Wave 1 `w’_indinus_xw,
Waves 2 to 6 `w’_indinub_lw
Waves from 7 on `w’_indinui_lw.
Are they correct?
I noticed that those individuals that were having b`w’_lrwght = 0
between wave 1 and 9 (because they missed one wave) are given
a positive weight from wave 10 (by using b`w’_lrwtsw1) or from wave 13
(by using b`w’_lrwtuk1). They would have a weight of 0 if I used b`w’_lrwght
for all the waves (I do not do that because I want also to have boosts).
So my question is whether I have to include those who had a weight of 0
between wave 1 and 9 and then a positive one from wave 10 or 13 on.
Hope this is clear. Please tell me if I could be more explicit.
Thank you and best regards,
#13 Updated by Lydia Palumbo 8 months ago
I forgot one part. If possible, I would like to do
a robustness check by using cross-sectional (or design) weights
in t and apply my own correction for individual and
partners' non-response, as we spoke on the phone.

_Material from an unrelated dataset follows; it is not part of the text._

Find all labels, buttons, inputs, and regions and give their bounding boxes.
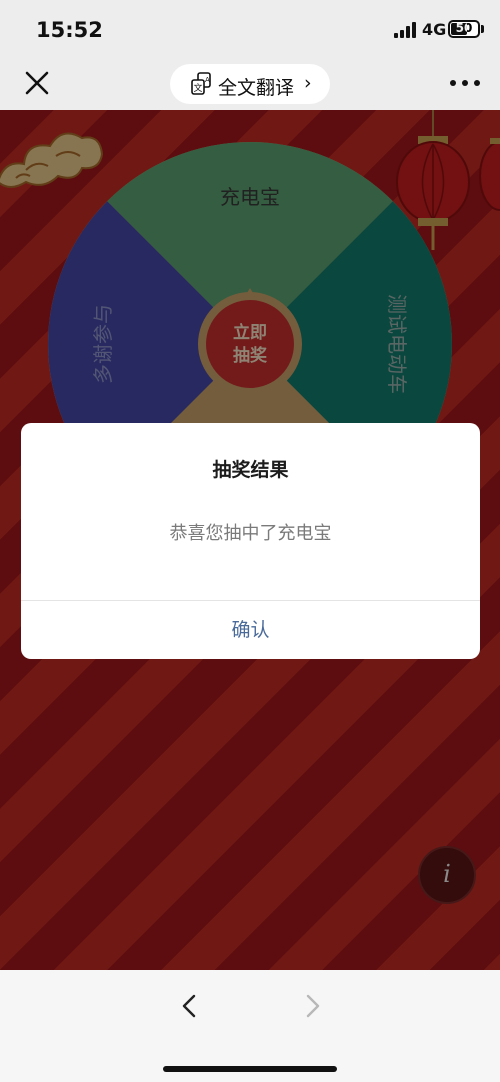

Would it be possible to be advised on how to perform it?
Thank you again.
#15 Updated by Olena Kaminska 8 months ago
And to respond to your earlier question, the weights that you suggested are correct. The reason that some zero weights become non-zero at wave 10 and 13 is also correct and indeed is related to new modelling for boosts. I suggest that you include everyone in the model and rely on weights to exclude people (people are excluded if a weight is zero). If you want to change anything like have people with zero weights in your model you have to create your own tailored weights. Otherwise I always suggest that your choice to include or exclude people should be only substantive (categories of social groups etc.) and never related to their response pattern or samples - as long as you use weights your results are representative.